Cina 'pemain yang tepat di waktu yang tepat'

Meskipun Cina telah mengungkapkan aspirasinya untuk menjadi pemain yang lebih penting di Timur Tengah, beberapa pakar menganggap aspirasi dan pengaruh nyata Beijing di kawasan itu terlalu dibesar-besarkan.

"Cina melihat peluang dalam kesepakatan Iran-Saudi dan menyediakan platform," kata Tuvia Gering, pakar hubungan Cina-Timur Tengah di Diane and Guilford Glazer Center di Institute for National Security Studies in Israel (INSS), kepada DW .

Namun, kesepakatan itu merupakan hasil dari keterlibatan dua tahun antara Iran dan Arab Saudi, dengan bantuan dari negara-negara seperti Oman, Irak, dan Amerika Serikat. Gering mengatakan Cina adalah "pemain yang tepat pada waktu yang tepat" dan dalam kasus Israel dan Palestina, kedua belah pihak tidak tertarik untuk memulai pembicaraan damai, serta ada keraguan tentang peran Cina sebagai mediator yang seimbang.

"Cina mungkin melihat dirinya sebagai kekuatan yang seimbang untuk semua pihak, tetapi Israel tidak memiliki sentimen yang sama. Mereka melihat Cina sebagai pemain yang bias dan sepenuhnya sinis di kawasan yang tidak memiliki minat untuk menyelesaikan konflik ini. Hanya Cina yang mencetak beberapa diplomasi dan poin geopolitik," tambah Gering.

Setelah Qin menyatakan minat Cina dalam membantu memfasilitasi pembicaraan damai antara Israel dan Palestina, Perdana Menteri Israel Benjamin Netanyahu mengatakan kepada saluran berita bisnis Amerika CNBC pada 19 April lalu, "Dengar, kami menghormati Cina, kami banyak berurusan dengan Cina, tapi kami juga tahu kami memiliki aliansi yang sangat diperlukan dengan sahabat baik kami, Amerika Serikat."

Bisakah Cina menentang dominasi AS di Timur Tengah?

Saat Cina ingin meningkatkan pengaruhnya di Timur Tengah, komunitas internasional juga mengikuti dengan cermat bagaimana negara itu dapat menentang tatanan regional yang telah lama didominasi oleh Amerika Serikat.
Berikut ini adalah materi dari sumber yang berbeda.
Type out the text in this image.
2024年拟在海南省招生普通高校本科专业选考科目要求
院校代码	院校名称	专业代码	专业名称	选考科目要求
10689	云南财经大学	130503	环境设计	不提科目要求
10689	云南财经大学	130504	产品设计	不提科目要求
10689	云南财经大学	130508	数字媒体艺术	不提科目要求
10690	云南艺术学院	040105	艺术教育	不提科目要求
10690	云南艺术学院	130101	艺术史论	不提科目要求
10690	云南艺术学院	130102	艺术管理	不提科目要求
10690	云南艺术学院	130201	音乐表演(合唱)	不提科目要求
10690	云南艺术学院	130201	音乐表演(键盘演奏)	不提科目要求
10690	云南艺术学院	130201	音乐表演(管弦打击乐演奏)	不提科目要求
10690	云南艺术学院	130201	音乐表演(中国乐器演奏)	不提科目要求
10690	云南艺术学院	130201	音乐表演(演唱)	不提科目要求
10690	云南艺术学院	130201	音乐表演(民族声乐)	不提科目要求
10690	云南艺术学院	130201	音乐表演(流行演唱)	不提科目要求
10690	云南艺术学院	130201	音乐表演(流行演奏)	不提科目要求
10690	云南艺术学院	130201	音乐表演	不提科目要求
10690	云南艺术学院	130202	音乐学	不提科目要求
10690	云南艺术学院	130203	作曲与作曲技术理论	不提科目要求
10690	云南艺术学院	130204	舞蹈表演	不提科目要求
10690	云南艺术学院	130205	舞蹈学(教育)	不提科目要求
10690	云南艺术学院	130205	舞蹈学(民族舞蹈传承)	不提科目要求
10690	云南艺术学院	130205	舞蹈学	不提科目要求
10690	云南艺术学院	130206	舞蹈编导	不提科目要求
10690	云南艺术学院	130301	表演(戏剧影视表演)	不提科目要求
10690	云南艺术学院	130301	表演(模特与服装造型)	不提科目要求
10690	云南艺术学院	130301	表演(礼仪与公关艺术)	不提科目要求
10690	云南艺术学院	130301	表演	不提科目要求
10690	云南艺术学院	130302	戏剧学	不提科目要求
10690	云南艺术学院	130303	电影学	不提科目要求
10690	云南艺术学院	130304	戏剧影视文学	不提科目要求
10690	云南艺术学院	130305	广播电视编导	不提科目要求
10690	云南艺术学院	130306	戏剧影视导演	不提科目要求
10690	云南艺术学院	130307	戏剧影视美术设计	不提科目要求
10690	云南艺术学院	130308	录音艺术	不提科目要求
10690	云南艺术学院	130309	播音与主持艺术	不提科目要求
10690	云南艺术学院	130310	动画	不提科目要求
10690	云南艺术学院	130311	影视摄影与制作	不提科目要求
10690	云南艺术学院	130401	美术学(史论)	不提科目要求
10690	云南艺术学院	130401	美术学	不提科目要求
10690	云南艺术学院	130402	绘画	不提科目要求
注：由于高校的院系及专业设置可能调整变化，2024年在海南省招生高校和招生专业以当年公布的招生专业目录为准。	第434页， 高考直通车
"Cina melihat dirinya menyediakan platform dan menyatukan pihak-pihak yang memiliki hubungan baik dengan Cina," kata Murphy dari US War College. "Saya tidak berpikir Cina berusaha untuk memberikan jaminan keamanan dan negara-negara di Timur Tengah, tidak berharap Cina memainkan peran yang sama seperti yang dilakukan AS," tambah Murphy.

Gering dari INSS berpendapat bahwa pejabat tinggi AS seperti Menteri Luar Negeri Antony Blinken memandang upaya Beijing untuk menjadi mediator dalam konflik regional sebagai perubahan positif.

"Mereka pikir Cina akhirnya bertindak sebagai kekuatan utama yang bertanggung jawab dan ini merupakan kesempatan untuk melanjutkan porosnya ke Asia Timur," katanya kepada DW.

"Saya tidak berpikir kita akan melihat Cina terlibat dalam konflik, tetapi kita mungkin melihat Cina membuka lebih banyak pangkalan militer, yang dapat dilakukan melalui kesepakatan dengan negara tuan rumah atau di bawah kerangka kerja PBB,” tambahnya.